In his book, Exploring Mormon Thought: The Attributes of God, Blake wrote the title of this post.
The Mormon scriptures also teach that divinity can be communicated to humans. “Divinity” is not viewed as a logically distinct nature or set of mutually exclusive properties apart from humanity. Rather, “divinity” is a fullness of what it is to be human. “Humanity” and “divinity” refer to the sets of properties which are severally necessary and jointly sufficient to be human and divine respectively. However, they are not distinct sets but are rather sets describing what the other can become when fully developed. For example, an acorn looks very different than an oak. However, an acorn is not of a different natural kind than an oak; it is simply [not] a fully mature oak. Similarly, a son grows into what his father is. In this same sense, divinity is humanity fully matured in a relationship with God the Father. This relationship between divinity and humanity was made clear in an 1833 revelation: (p. 456, I am adding a word in brackets for accidental word omitted by publishers?).

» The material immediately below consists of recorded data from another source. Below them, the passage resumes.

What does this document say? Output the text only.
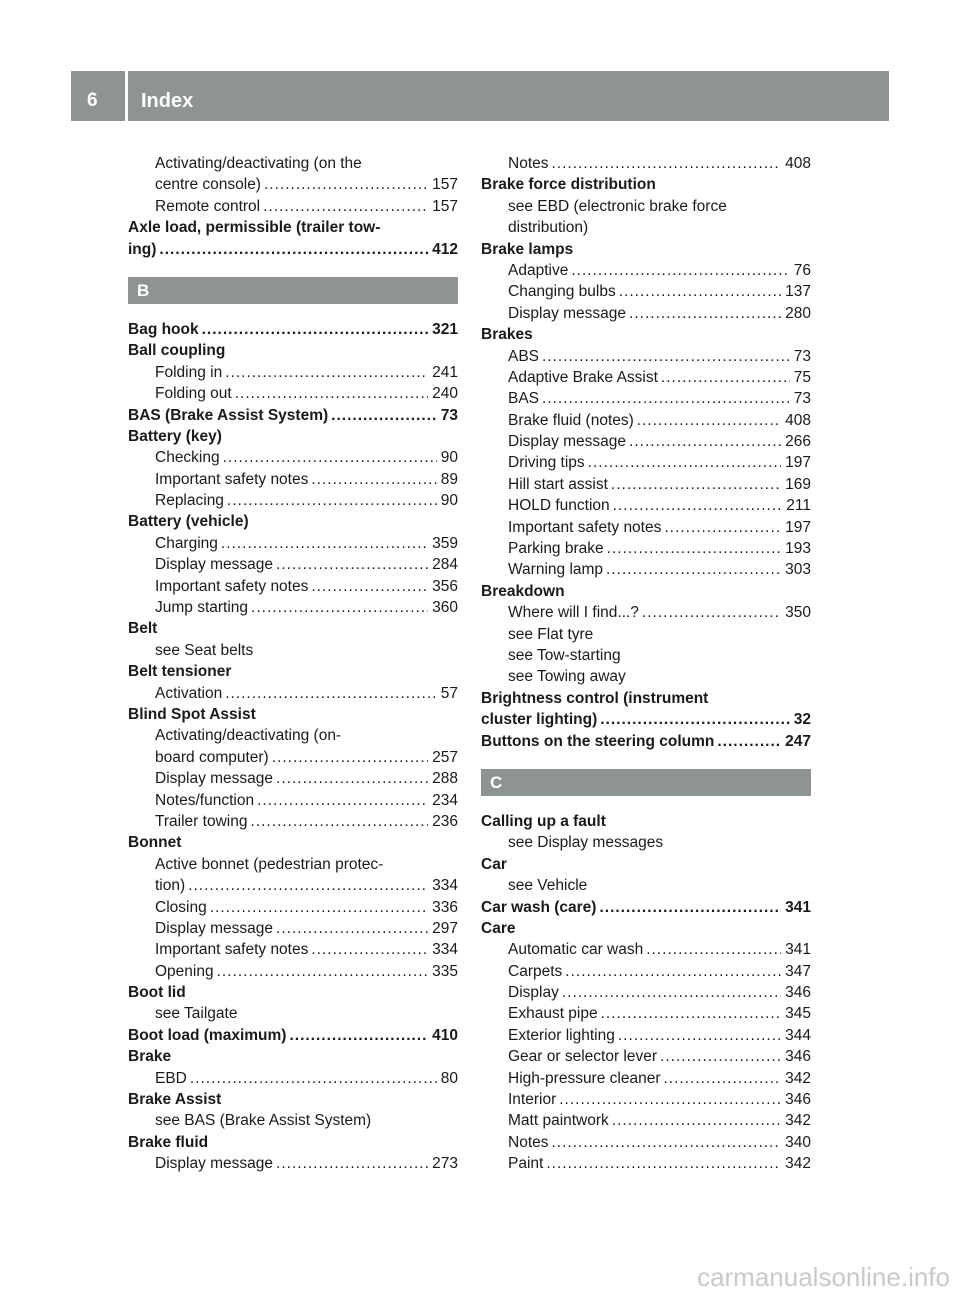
6 Index
Activating/deactivating (on the
centre console) .....	157
Remote control .....	157
Axle load, permissible (trailer tow-
ing) .....	412
B
Bag hook .....	321
Ball coupling
Folding in .....	241
Folding out .....	240
BAS (Brake Assist System) .....	73
Battery (key)
Checking .....	90
Important safety notes .....	89
Replacing .....	90
Battery (vehicle)
Charging .....	359
Display message .....	284
Important safety notes .....	356
Jump starting .....	360
Belt
see Seat belts
Belt tensioner
Activation .....	57
Blind Spot Assist
Activating/deactivating (on-
board computer) .....	257
Display message .....	288
Notes/function .....	234
Trailer towing .....	236
Bonnet
Active bonnet (pedestrian protec-
tion) .....	334
Closing .....	336
Display message .....	297
Important safety notes .....	334
Opening .....	335
Boot lid
see Tailgate
Boot load (maximum) .....	410
Brake
EBD .....	80
Brake Assist
see BAS (Brake Assist System)
Brake fluid
Display message .....	273
Notes .....	408
Brake force distribution
see EBD (electronic brake force
distribution)
Brake lamps
Adaptive .....	76
Changing bulbs .....	137
Display message .....	280
Brakes
ABS .....	73
Adaptive Brake Assist .....	75
BAS .....	73
Brake fluid (notes) .....	408
Display message .....	266
Driving tips .....	197
Hill start assist .....	169
HOLD function .....	211
Important safety notes .....	197
Parking brake .....	193
Warning lamp .....	303
Breakdown
Where will I find...? .....	350
see Flat tyre
see Tow-starting
see Towing away
Brightness control (instrument
cluster lighting) .....	32
Buttons on the steering column .....	247
C
Calling up a fault
see Display messages
Car
see Vehicle
Car wash (care) .....	341
Care
Automatic car wash .....	341
Carpets .....	347
Display .....	346
Exhaust pipe .....	345
Exterior lighting .....	344
Gear or selector lever .....	346
High-pressure cleaner .....	342
Interior .....	346
Matt paintwork .....	342
Notes .....	340
Paint .....	342
carmanualsonline.info
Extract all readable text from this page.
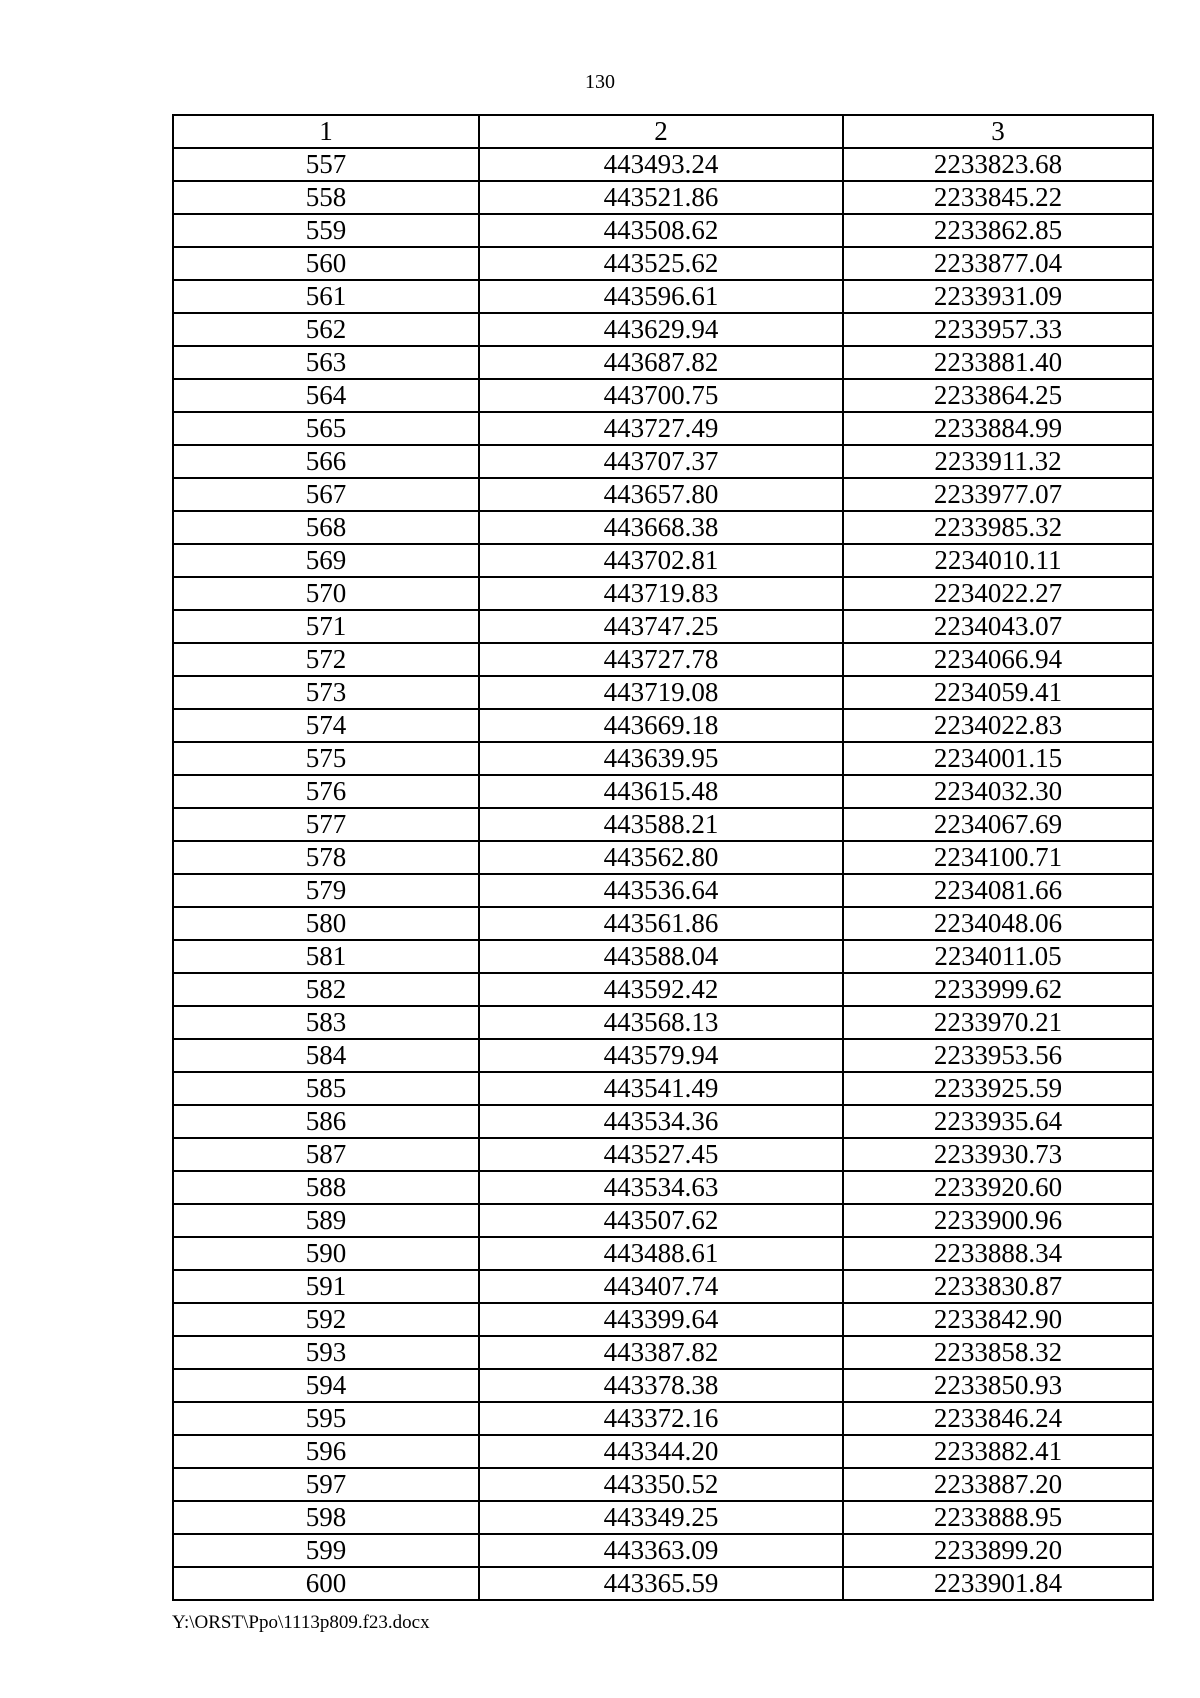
130
1	2	3
557	443493.24	2233823.68
558	443521.86	2233845.22
559	443508.62	2233862.85
560	443525.62	2233877.04
561	443596.61	2233931.09
562	443629.94	2233957.33
563	443687.82	2233881.40
564	443700.75	2233864.25
565	443727.49	2233884.99
566	443707.37	2233911.32
567	443657.80	2233977.07
568	443668.38	2233985.32
569	443702.81	2234010.11
570	443719.83	2234022.27
571	443747.25	2234043.07
572	443727.78	2234066.94
573	443719.08	2234059.41
574	443669.18	2234022.83
575	443639.95	2234001.15
576	443615.48	2234032.30
577	443588.21	2234067.69
578	443562.80	2234100.71
579	443536.64	2234081.66
580	443561.86	2234048.06
581	443588.04	2234011.05
582	443592.42	2233999.62
583	443568.13	2233970.21
584	443579.94	2233953.56
585	443541.49	2233925.59
586	443534.36	2233935.64
587	443527.45	2233930.73
588	443534.63	2233920.60
589	443507.62	2233900.96
590	443488.61	2233888.34
591	443407.74	2233830.87
592	443399.64	2233842.90
593	443387.82	2233858.32
594	443378.38	2233850.93
595	443372.16	2233846.24
596	443344.20	2233882.41
597	443350.52	2233887.20
598	443349.25	2233888.95
599	443363.09	2233899.20
600	443365.59	2233901.84
Y:\ORST\Ppo\1113p809.f23.docx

Blake, touches on a topic that hits very close to home for my family.
(1) Our family verse is Isaiah 61:3.
To appoint unto them that mourn in Zion, to give unto them beauty for ashes, the oil of joy for mourning, the garment of praise for the spirit of heaviness; that they might be called trees of righteousness, the planting of the LORD, that he might be glorified.
Do you see the word, “trees” in the KJV? Elon is the Hebrew root word, meaning “oaks”. My son has this name. I have this name. My father has this name. My father’s father has this name. It goes back to the 1700’s in my family tree. Now, combine Elon with our last name of Wood. Interesting, eh?
(2) Our family motto is “Growing Oaks for God’s Glory”.
My wife, Kristie, married into the Wood family, and she is the chief nurturer in our home for fleshing out this motto.
(3) Outgrowing our square footage, we needy oaks needed an “oak room” as an addition to the home.
Joe’s brother, Jason, carved this plaque for our family.
So you can see, I am keenly in tune with the oak analogy in Isaiah. Yet unlike Blake and Gordon B. Hinckley, I do not see that the scriptures teach that I am the same kind as Yahweh. Though I am able to partake of the divine nature because of Christ, I don’t create and plant oaks as God to glorify/beautify myself. Neither do I uproot (Matthew 15:13) as God Almighty. I am the oak growing through grace (O help me, Lord, please). But not God. Never God. Christ did not need the incarnation nor death to progress in personal divinity. John’s Gospel does not teach that Christ needed “grace for grace” like us.
(4) Only oaks need grace. And they will live on that divine grace throughout eternity.
But the one Branch is not grace watered and fed like all the other trees for survival. Please know this. Believe this.
We are not God (never will be) as Father, Son, and Spirit . . . just growing oaks, clothed in divine righteousness through divine grace alone.
thanks for letting us see this beautiful family tradition.
Todd: Your discussion of the issue of deification is muddled. Neither I nor any LDS claim that we simply become identical to God. We do claim that we become fully divine by the grace of God. We are one just as the Father and the Son are one and we share the same glory that the Son enjoys with the Father (that’s what John 17 says). So we share full divinity, we don’t simply “become God,” whatever that could mean.
I should add that I also enjoyed the intimate look into your family and home!